ブルーベリーパウンドケーキにシナモンの効いたクランブルがのったアメリカンケーキ。男の子の胃袋をつかむという可愛い名前。

麻績村にあるお店。時間がずれましたが、美味しいカレーをいただくことができました。そして美味しいケーキと美味しいコーヒー。初訪問ですが少しばかりお話しをさせていただいて。そして軽やかに笑顔になりまして。とてもいい時間。いいお店です。訪れて良かったです。いつか暗い時間にも訪れてみたい。

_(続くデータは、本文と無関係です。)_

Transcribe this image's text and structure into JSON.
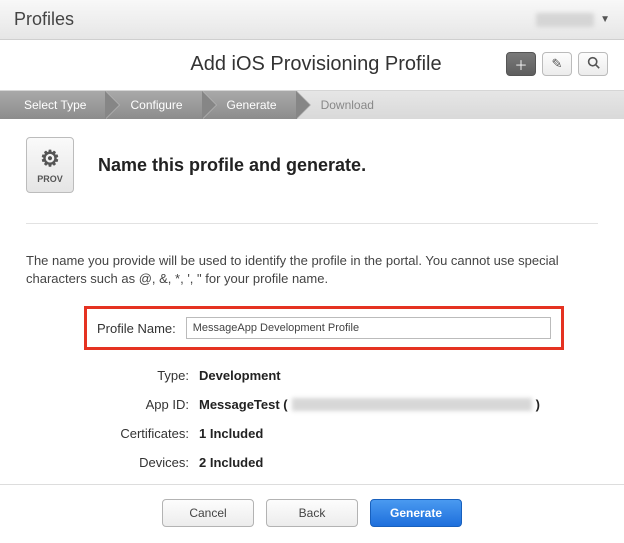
{
  "header": {
    "title": "Profiles",
    "user_label": ""
  },
  "sub_header": {
    "title": "Add iOS Provisioning Profile"
  },
  "steps": {
    "items": [
      {
        "label": "Select Type"
      },
      {
        "label": "Configure"
      },
      {
        "label": "Generate"
      },
      {
        "label": "Download"
      }
    ]
  },
  "hero": {
    "icon_caption": "PROV",
    "title": "Name this profile and generate."
  },
  "instructions": "The name you provide will be used to identify the profile in the portal. You cannot use special characters such as @, &, *, ', \" for your profile name.",
  "form": {
    "profile_name_label": "Profile Name:",
    "profile_name_value": "MessageApp Development Profile",
    "type_label": "Type:",
    "type_value": "Development",
    "appid_label": "App ID:",
    "appid_value_prefix": "MessageTest (",
    "appid_value_suffix": ")",
    "certs_label": "Certificates:",
    "certs_value": "1 Included",
    "devices_label": "Devices:",
    "devices_value": "2 Included"
  },
  "footer": {
    "cancel": "Cancel",
    "back": "Back",
    "generate": "Generate"
  }
}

「The Hijiri Hive」さん、住所に「麻」の文字が2つ。お店の名前に入る「HIVE」の意味は〔ミツバチの群れのように〕集まっている群衆、活動が活発な場所…。

「麻績宿」(善光寺街道)

「麻績」の地名は平安時代中期に作成された辞書『和名類聚抄』に記載されています。この地は古代より「おみ」と呼ばれ知られていました。麻を細かく裂いて撚り合わせて糸にすることを「うむ」といい、それを職とする人を「おみ」という。麻に関した人々がこの地に住んでいたものと思われます。麻績宿から次の稲荷山宿までは3里と距離があったため、旅籠は29軒と多く、活発に栄えていた宿場でした。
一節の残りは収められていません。